Distraction

Angel with mobile phone
Image by Akbar Sim via Flickr

Recently, I was in a hospital elevator when three hospital employees walked up to it separately, all deeply concentrating on their smartphones. Their smartphones collided, and they looked up dazedly, sheepishly apologizing as they stepped on to the elevator. Then all three resumed communing with their smartphones. From where I stood I could see that at least two of them were not doing patient or work-related activities on their phones. I considered this research and not elevator eavesdropping.

By now everyone has heard of the dangers of cell phone and texting distraction while driving, although state laws banning or limiting cell phone use while driving seem to be scoff laws. Being a true Seattleite, I bike to work on our lovely Burke-Gilman bike trail. This used to be almost idyllic but now I have to watch for bikers on their phones, weaving as if they’re drunk. I am not a complete curmudgeonly Luddite: I own an iPhone, but I don’t use it while riding my bike, driving, or walking onto a hospital elevator.

A recent NYT article on distracted doctoring and distracted nursing highlights the extent of hospital personnel using smartphones, computers and other electronic devices for things other than work, including when they are doing patient care—even when they are doing surgery. (“As Doctors Use More Devices, Potential for Distraction Grows” by Mike Richtel, 12-14-11). A neurosurgeon reportedly was talking on his cellphone (using a wireless headset) during a surgery that got botched, leaving the patient partially paralyzed. An OR nurse in Portland was reprimanded for surfing an OR computer for airfares while she was covering a spinal surgery. And then for the truly frightening, over half of 439 technicians surveyed admitted to texting while monitoring heart bypass machines.

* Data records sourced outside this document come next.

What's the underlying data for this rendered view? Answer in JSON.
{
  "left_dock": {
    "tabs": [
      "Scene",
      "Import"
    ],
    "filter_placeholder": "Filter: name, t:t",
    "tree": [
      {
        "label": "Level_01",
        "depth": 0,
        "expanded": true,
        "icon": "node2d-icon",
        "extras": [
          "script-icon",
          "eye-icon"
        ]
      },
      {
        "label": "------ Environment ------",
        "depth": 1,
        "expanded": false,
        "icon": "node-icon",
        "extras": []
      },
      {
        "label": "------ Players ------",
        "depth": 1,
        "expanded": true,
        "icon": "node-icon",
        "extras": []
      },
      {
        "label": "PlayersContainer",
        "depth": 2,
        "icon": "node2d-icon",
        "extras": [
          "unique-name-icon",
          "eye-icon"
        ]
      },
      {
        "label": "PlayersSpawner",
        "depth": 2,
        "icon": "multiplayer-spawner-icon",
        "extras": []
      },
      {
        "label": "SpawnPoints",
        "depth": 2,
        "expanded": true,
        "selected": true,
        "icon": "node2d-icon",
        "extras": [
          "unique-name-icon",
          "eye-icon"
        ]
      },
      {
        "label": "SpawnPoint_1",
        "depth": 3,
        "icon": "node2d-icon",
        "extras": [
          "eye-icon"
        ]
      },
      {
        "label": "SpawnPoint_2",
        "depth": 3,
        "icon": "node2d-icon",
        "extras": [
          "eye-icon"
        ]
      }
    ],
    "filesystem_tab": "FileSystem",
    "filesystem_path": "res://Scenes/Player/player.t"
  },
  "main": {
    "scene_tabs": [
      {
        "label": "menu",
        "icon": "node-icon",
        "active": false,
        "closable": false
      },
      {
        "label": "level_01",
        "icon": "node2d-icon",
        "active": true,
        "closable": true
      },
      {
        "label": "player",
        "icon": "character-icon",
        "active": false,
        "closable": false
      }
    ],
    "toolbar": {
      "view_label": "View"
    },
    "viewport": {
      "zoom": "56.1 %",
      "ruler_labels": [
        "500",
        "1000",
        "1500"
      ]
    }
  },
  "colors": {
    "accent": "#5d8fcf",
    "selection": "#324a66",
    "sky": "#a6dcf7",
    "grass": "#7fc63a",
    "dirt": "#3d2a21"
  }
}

When my father was in the hospital last year, I noticed that his nurses spent much more time on the mobile computer stations outside of his room than they did in direct patient care. He had some terrific nurses, and they told me that they hated how much time they had to spend in checking and entering patient data in the computers. The legitimate use of technology in health care is all in the name of patient safety. But at what cost does it come in terms of the human interaction necessary as the core of all healing?

The angel statue in the photo is on a cellphone…

3 thoughts on “Distraction

  1. This drives me crazy too. I work on a med-surg/telemetry floor where most of the staff is half my age. On Christmas Day (my holiday to work), the 3 other nurses with whom I worked were playing Scrabble (or some such game) on their iphones. When I tried speaking to one of them, she continued staring at her iphone, saying, “I’m listening . . .” This made my day! This goes on all the time, and It’s so rude/infuriating — they’re compulsively addicted, and I can’t stand it.

  2. I’m reminded of a comment I heard on MarketPlace Tech Report a couple of months ago by one of the authors of a recent report on Health Information Technology and Patient Safety sponsored by the Institutes of Medicine. The commenter (Dr. Ashish Jha) alluded to a downside to the adoption of Health IT systems: “Physicians started spending a lot less time at the bedside and they were spending a lot more time staring at the computer screen, and interacting less with nurses and interacting less with patients.”

    The comment prompted me to blog about usability and confusability in Health IT: doctor-computer interaction vs. doctor-human interaction, speculating on really good or really bad design as potential explanations for the displacement of attention. Your post – and the articles it links to – suggests that this distraction and displacement may be more widespread than any problems associated with the use of Health IT systems.

    The comment above by lisa janak reminds me of a post on Crafting my Own Safety Net that I just read at Pulse Magazine (“voices from the heart of medicine”) about one doctor’s encounter – as a patient – with another doctor (suffering from “a malignant case of overconfidence”) who did not listen to her when she returned for a second visit concerning unexplained symptoms. Since this story (by Dr. Nicola Holmes) does not reference technology, I suspect the problem is broader still, and that while technology – especially smartphones – can exacerbate problems of inattentiveness, it seems distraction may be a more general symptom of a more general problem of authentic engagement among various “participants” in health care.